Respinta la malattia professionale perché nel giudizio di secondo grado viene quantificata nella misura del 5%, non sufficiente per la tutela assicurativa.

Respinta la malattia professionale perché inferiore al limite stabilito per la tutela assicurativa dell’Inail (Cassazione civile, sez. VI, 09/05/2022, n.14648), laddove invece in primo grado veniva quantificata nel 30%.

La Corte d’Appello di Napoli ha accolto l’appello dell’INAIL e, in riforma pronuncia di primo grado, ha respinto la malattia professionale proposta dal lavoratore, volta al riconoscimento della rendita o dell’indennizzo per la menomazione dell’integrità psicofisica.

La Corte territoriale, disposta una nuova C.T.U. e in base all’esito della stessa, ha quantificato nella misura del 5% la menomazione dell’integrità psicofisica del lavoratore, escludendo il diritto alla tutela assicurativa.

I Giudici di appello hanno condiviso le conclusioni del C.T.U. secondo cui il ricorrente, “esposto a rischio amianto nel corso della sua attività lavorativa ha sviluppato, come si evince da esami strumentali e visite specialistiche in atti, una malattia professionale come “asbestosi”; la patologia polmonare, così come documentato dalla certificazione sanitaria specialistica compresa quella strumentale e come emerso dall’esame obiettivo, presenta caratteri propri dell’asbestosi in assenza attuale di deficit respiratorio”.

Il lavoratore ricorre in Cassazione deducendo omesso esame di un fatto decisivo per il giudizio, costituito dalla CTU disposta in primo grado che aveva accertato la sussistenza di un danno biologico permanente nella misura del 30%. Si sostiene che la Corte di merito abbia omesso di motivare le ragioni del dissenso rispetto alle conclusioni del C.T.U. nominato in primo grado.

Le censure si fondano sul mancato esame da parte dei Giudici di appello della CTU svolta in primo grado e sulla mancata motivazione in ordine alle ragioni per cui siano state disattese le conclusioni del primo C.T.U., senza che la parte ricorrente si sia premurata di specificare le ragioni per cui la C.T.U. svolta in appello, che vedeva respinta la malattia professionale, sarebbe errata e contraria ai criteri della scienza medica, e senza peraltro che fossero trascritte, almeno nelle parti rilevanti, le Consulenze d’ufficio.

Qualora il Giudice del merito si sia basato sulle conclusioni del CTU, ai fini della deduzione in cassazione del vizio in esame è necessario che eventuali errori e lacune della Consulenza, che si riverberano sulla sentenza, si sostanzino in carenze o deficienze diagnostiche, o in affermazioni illogiche o scientificamente errate, non già in semplici difformità tra la valutazione del Consulente circa l’entità e l’incidenza del dato patologico e il valore diverso allo stesso attribuito dalla parte.
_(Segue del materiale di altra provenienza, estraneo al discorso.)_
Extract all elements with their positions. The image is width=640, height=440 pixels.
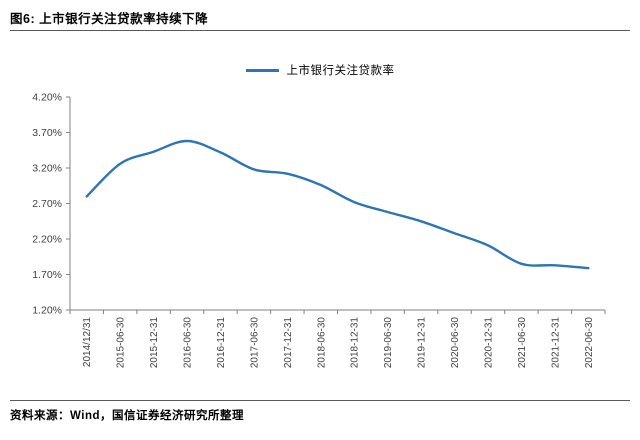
x-tick-label: 2014/12/31 <box>82 317 93 367</box>
y-tick-label: 1.20% <box>32 305 62 317</box>
loan-ratio-series-line <box>85 139 590 270</box>
x-tick-label: 2015-12-31 <box>149 317 160 369</box>
loan-ratio-line-chart: 1.20% 1.70% 2.20% 2.70% 3.20% 3.70% 4.20% 2014/… <box>0 85 640 395</box>
x-tick-label: 2017-12-31 <box>283 317 294 369</box>
title-divider <box>10 30 630 31</box>
x-tick-label: 2016-12-31 <box>216 317 227 369</box>
y-tick-label: 3.70% <box>32 127 62 139</box>
footer-divider <box>10 400 630 401</box>
y-tick-label: 2.70% <box>32 198 62 210</box>
y-tick-label: 3.20% <box>32 163 62 175</box>
y-tick-label: 4.20% <box>32 92 62 104</box>
x-tick-label: 2021-12-31 <box>550 317 561 369</box>
x-tick-label: 2019-06-30 <box>383 317 394 369</box>
x-tick-label: 2017-06-30 <box>249 317 260 369</box>
x-tick-label: 2015-06-30 <box>116 317 127 369</box>
x-tick-label: 2018-06-30 <box>316 317 327 369</box>
x-tick-label: 2020-12-31 <box>483 317 494 369</box>
legend-line-swatch <box>245 68 279 72</box>
x-tick-label: 2018-12-31 <box>350 317 361 369</box>
chart-legend: 上市银行关注贷款率 <box>0 62 640 78</box>
figure-title: 图6: 上市银行关注贷款率持续下降 <box>10 12 209 26</box>
legend-label: 上市银行关注贷款率 <box>286 65 395 77</box>
y-tick-label: 1.70% <box>32 269 62 281</box>
line-chart-svg: 1.20% 1.70% 2.20% 2.70% 3.20% 3.70% 4.20% 2014/… <box>32 92 606 369</box>
source-note: 资料来源：Wind，国信证券经济研究所整理 <box>10 410 244 422</box>
x-tick-label: 2020-06-30 <box>450 317 461 369</box>
x-tick-label: 2016-06-30 <box>183 317 194 369</box>
x-tick-label: 2021-06-30 <box>517 317 528 369</box>
x-tick-label: 2019-12-31 <box>417 317 428 369</box>
y-tick-label: 2.20% <box>32 234 62 246</box>
x-tick-label: 2022-06-30 <box>584 317 595 369</box>
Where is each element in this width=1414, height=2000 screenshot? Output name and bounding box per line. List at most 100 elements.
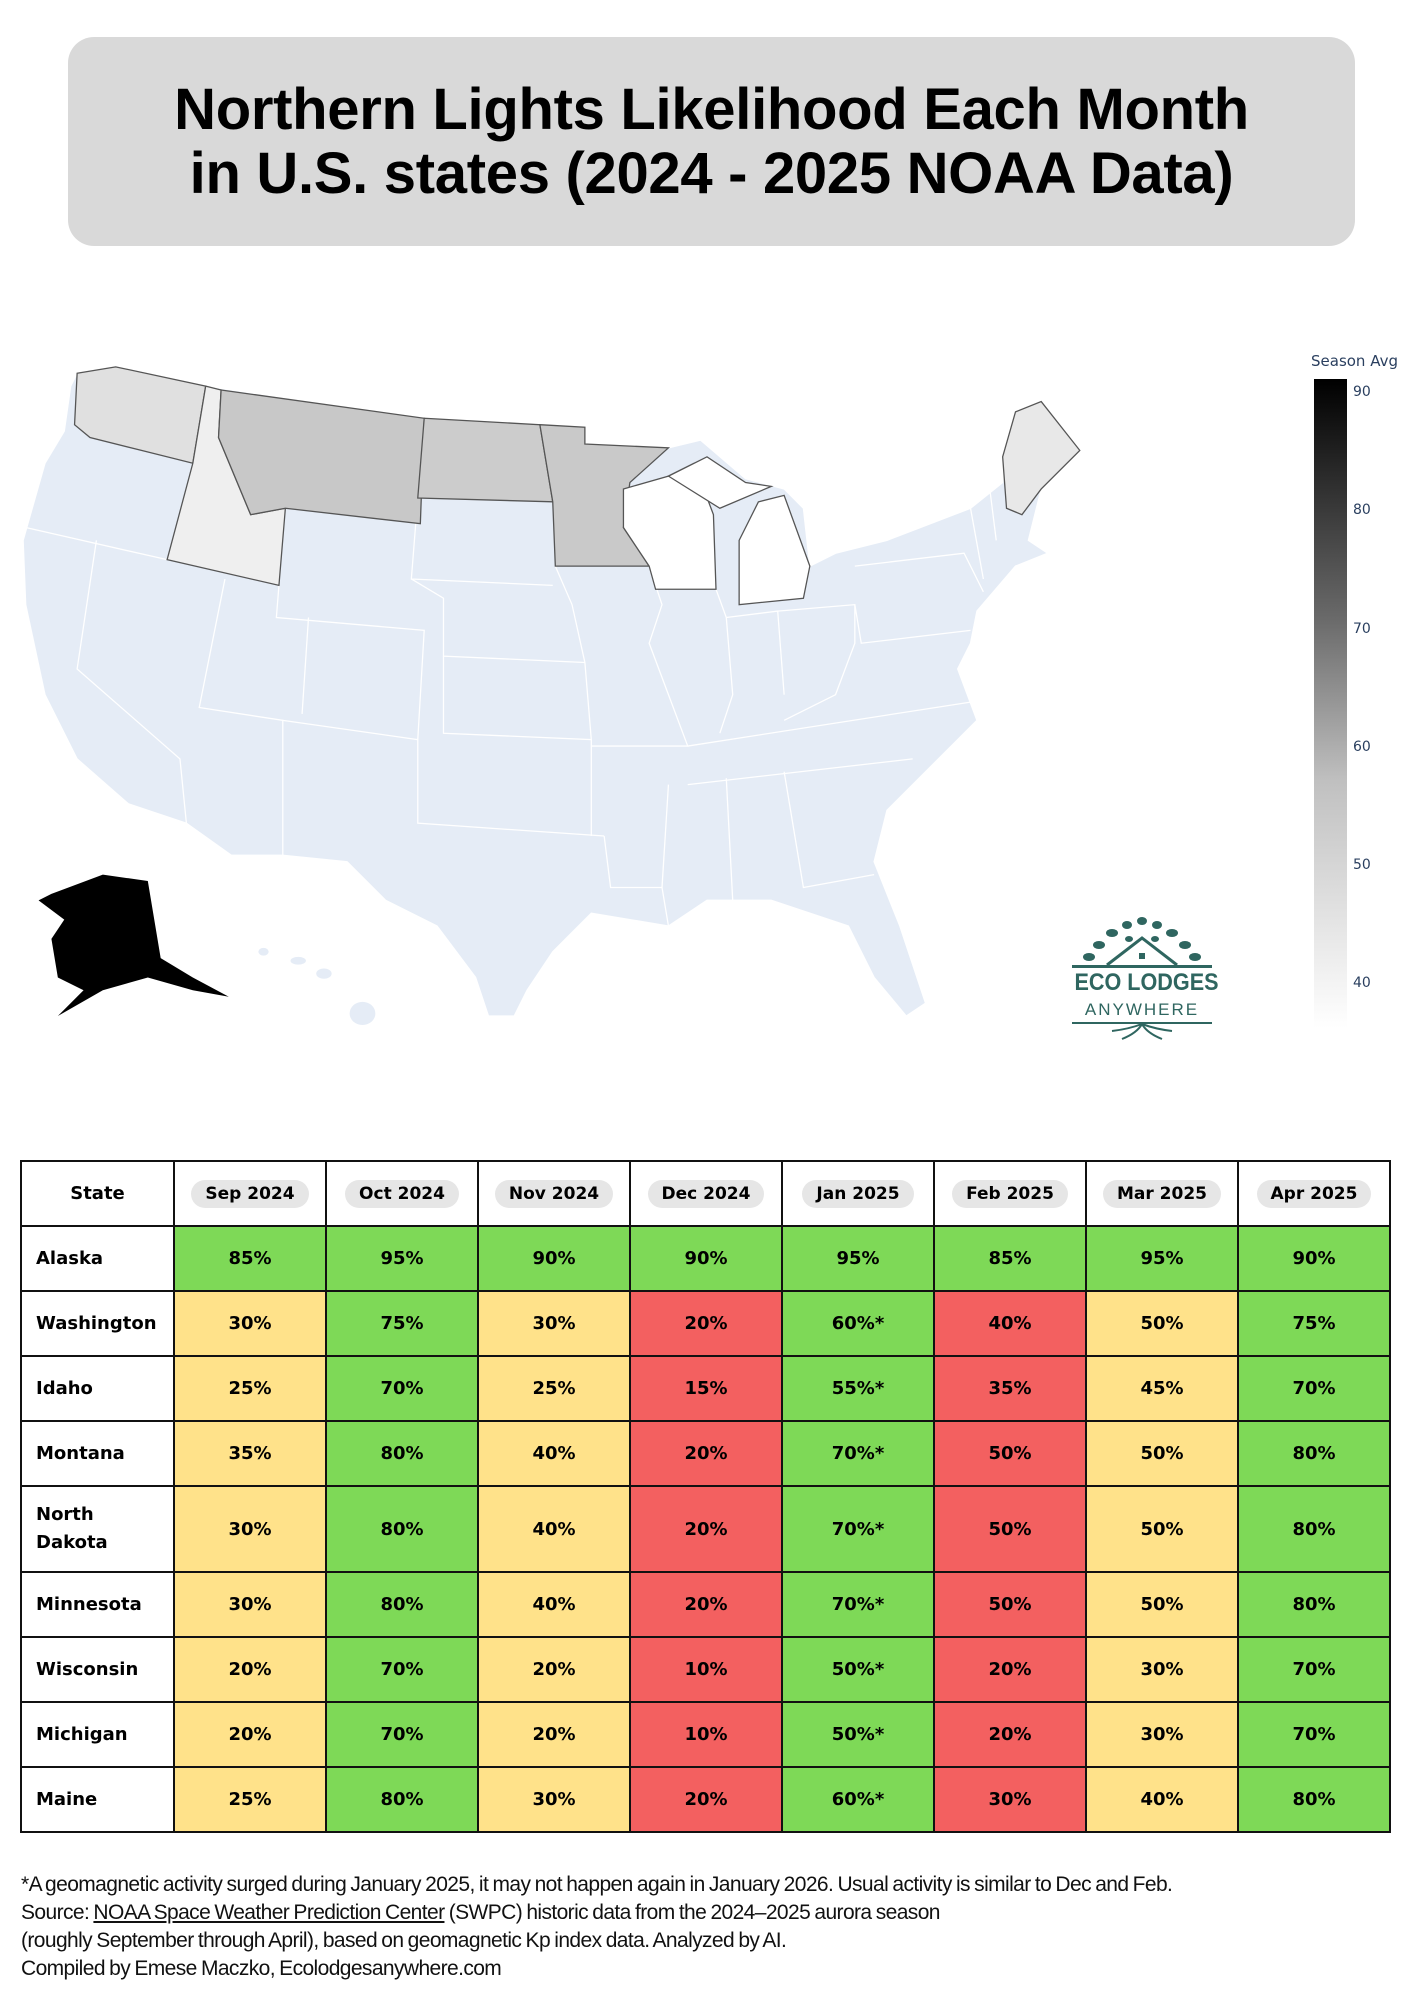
likelihood-cell: 80% [325, 1485, 479, 1573]
likelihood-cell: 60%* [781, 1290, 935, 1357]
colorbar-tick: 90 [1353, 384, 1371, 400]
likelihood-cell: 30% [1085, 1701, 1239, 1768]
state-montana[interactable] [217, 389, 425, 525]
likelihood-cell: 60%* [781, 1766, 935, 1833]
header-month: Apr 2025 [1237, 1160, 1391, 1227]
likelihood-cell: 50%* [781, 1636, 935, 1703]
state-cell: Minnesota [20, 1571, 175, 1638]
likelihood-cell: 20% [629, 1485, 783, 1573]
month-pill: Nov 2024 [494, 1179, 614, 1208]
likelihood-cell: 90% [629, 1225, 783, 1292]
likelihood-cell: 25% [173, 1766, 327, 1833]
likelihood-cell: 80% [325, 1766, 479, 1833]
colorbar-tick: 40 [1353, 975, 1371, 991]
likelihood-cell: 50% [1085, 1485, 1239, 1573]
likelihood-cell: 10% [629, 1636, 783, 1703]
credit: Compiled by Emese Maczko, Ecolodgesanywh… [21, 1957, 502, 1980]
table-row: North Dakota 30% 80% 40% 20% 70%* 50% 50% 80% [20, 1485, 1391, 1573]
likelihood-cell: 85% [173, 1225, 327, 1292]
likelihood-cell: 30% [173, 1571, 327, 1638]
colorbar-tick: 60 [1353, 739, 1371, 755]
likelihood-cell: 40% [477, 1485, 631, 1573]
state-name: Alaska [36, 1247, 104, 1269]
likelihood-cell: 70%* [781, 1571, 935, 1638]
likelihood-cell: 20% [933, 1636, 1087, 1703]
source-link[interactable]: NOAA Space Weather Prediction Center [93, 1901, 445, 1924]
likelihood-cell: 50% [1085, 1420, 1239, 1487]
header-month: Sep 2024 [173, 1160, 327, 1227]
title-line-2: in U.S. states (2024 - 2025 NOAA Data) [189, 140, 1234, 206]
month-pill: Sep 2024 [191, 1179, 309, 1208]
state-name: Maine [36, 1788, 98, 1810]
header-month: Jan 2025 [781, 1160, 935, 1227]
highlighted-states [73, 366, 1081, 606]
likelihood-cell: 90% [1237, 1225, 1391, 1292]
likelihood-cell: 50% [933, 1485, 1087, 1573]
state-washington[interactable] [73, 366, 207, 465]
logo-line-2: ANYWHERE [1084, 1000, 1200, 1019]
title-banner: Northern Lights Likelihood Each Month in… [68, 37, 1355, 246]
state-cell: Washington [20, 1290, 175, 1357]
likelihood-cell: 20% [629, 1766, 783, 1833]
likelihood-cell: 75% [325, 1290, 479, 1357]
likelihood-cell: 30% [1085, 1636, 1239, 1703]
likelihood-cell: 20% [477, 1701, 631, 1768]
table-row: Alaska 85% 95% 90% 90% 95% 85% 95% 90% [20, 1225, 1391, 1292]
likelihood-cell: 50% [1085, 1290, 1239, 1357]
likelihood-cell: 70% [325, 1636, 479, 1703]
likelihood-cell: 70%* [781, 1485, 935, 1573]
table-row: Wisconsin 20% 70% 20% 10% 50%* 20% 30% 70% [20, 1636, 1391, 1703]
header-month: Feb 2025 [933, 1160, 1087, 1227]
likelihood-cell: 80% [1237, 1485, 1391, 1573]
month-pill: Dec 2024 [647, 1179, 765, 1208]
month-pill: Apr 2025 [1256, 1179, 1372, 1208]
likelihood-cell: 70%* [781, 1420, 935, 1487]
likelihood-cell: 90% [477, 1225, 631, 1292]
colorbar-title: Season Avg [1311, 352, 1398, 370]
state-name: North Dakota [36, 1504, 108, 1553]
month-pill: Jan 2025 [802, 1179, 914, 1208]
tree-house-icon [1072, 917, 1212, 1040]
likelihood-cell: 20% [629, 1290, 783, 1357]
likelihood-cell: 70% [1237, 1355, 1391, 1422]
state-cell: Wisconsin [20, 1636, 175, 1703]
state-cell: Idaho [20, 1355, 175, 1422]
state-maine[interactable] [1002, 400, 1081, 516]
likelihood-cell: 20% [477, 1636, 631, 1703]
state-north-dakota[interactable] [417, 417, 554, 503]
likelihood-cell: 75% [1237, 1290, 1391, 1357]
state-michigan-lower[interactable] [738, 494, 811, 606]
footnote: *A geomagnetic activity surged during Ja… [21, 1873, 1173, 1896]
header-month: Dec 2024 [629, 1160, 783, 1227]
table-row: Idaho 25% 70% 25% 15% 55%* 35% 45% 70% [20, 1355, 1391, 1422]
state-cell: North Dakota [20, 1485, 175, 1573]
likelihood-cell: 40% [477, 1420, 631, 1487]
table-header-row: State Sep 2024 Oct 2024 Nov 2024 Dec 2024 Ja… [20, 1160, 1391, 1227]
colorbar-tick: 70 [1353, 621, 1371, 637]
state-name: Montana [36, 1442, 125, 1464]
state-michigan-upper[interactable] [667, 456, 774, 509]
likelihood-cell: 15% [629, 1355, 783, 1422]
header-month: Mar 2025 [1085, 1160, 1239, 1227]
source-prefix: Source: [21, 1901, 94, 1924]
state-name: Wisconsin [36, 1658, 139, 1680]
header-month: Nov 2024 [477, 1160, 631, 1227]
month-pill: Feb 2025 [952, 1179, 1068, 1208]
likelihood-cell: 30% [933, 1766, 1087, 1833]
table-row: Montana 35% 80% 40% 20% 70%* 50% 50% 80% [20, 1420, 1391, 1487]
likelihood-cell: 95% [325, 1225, 479, 1292]
likelihood-cell: 50% [933, 1420, 1087, 1487]
source-rest: (SWPC) historic data from the 2024–2025 … [444, 1901, 941, 1924]
likelihood-cell: 70% [325, 1355, 479, 1422]
state-cell: Alaska [20, 1225, 175, 1292]
likelihood-cell: 40% [1085, 1766, 1239, 1833]
likelihood-cell: 30% [477, 1290, 631, 1357]
table-row: Maine 25% 80% 30% 20% 60%* 30% 40% 80% [20, 1766, 1391, 1833]
table-row: Minnesota 30% 80% 40% 20% 70%* 50% 50% 80% [20, 1571, 1391, 1638]
state-alaska[interactable] [38, 874, 229, 1017]
colorbar-tick: 50 [1353, 857, 1371, 873]
state-name: Minnesota [36, 1593, 142, 1615]
colorbar-tick: 80 [1353, 502, 1371, 518]
table-row: Washington 30% 75% 30% 20% 60%* 40% 50% 75% [20, 1290, 1391, 1357]
us-lower48-outline [22, 372, 1081, 1017]
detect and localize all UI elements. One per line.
Per tali ragioni è da rigettare il ricorso avverso la sentenza che, condividendo la relazione del C.T.U., abbia escluso la derivazione causale dell’infortunio dall’attività di lavoro, quando il ricorrente si limiti ad invocare una diversa valutazione scientifica delle prove raccolte rispetto alla sentenza che abbia prestato adesione alle conclusioni del CTU.

Ciò che è censurabile in Cassazione è la palese devianza dalle nozioni correnti della scienza medica, la cui fonte va indicata, oppure l’omissione degli accertamenti strumentali dai quali, secondo le predette nozioni, non può prescindersi per la formulazione di una corretta diagnosi, mentre al di fuori di tale ambito la censura costituisce mero dissenso diagnostico che si traduce in un’inammissibile critica del convincimento del Giudice, come tale inammissibile.

La decisione impugnata non presente questi difetti ed ha recepito, motivando congruamente, le conclusioni della C.T.U. svolta in secondo grado, disattendendo la diversa valutazione operata dal primo Consulente.

Conseguentemente, il ricorso è inammissibile.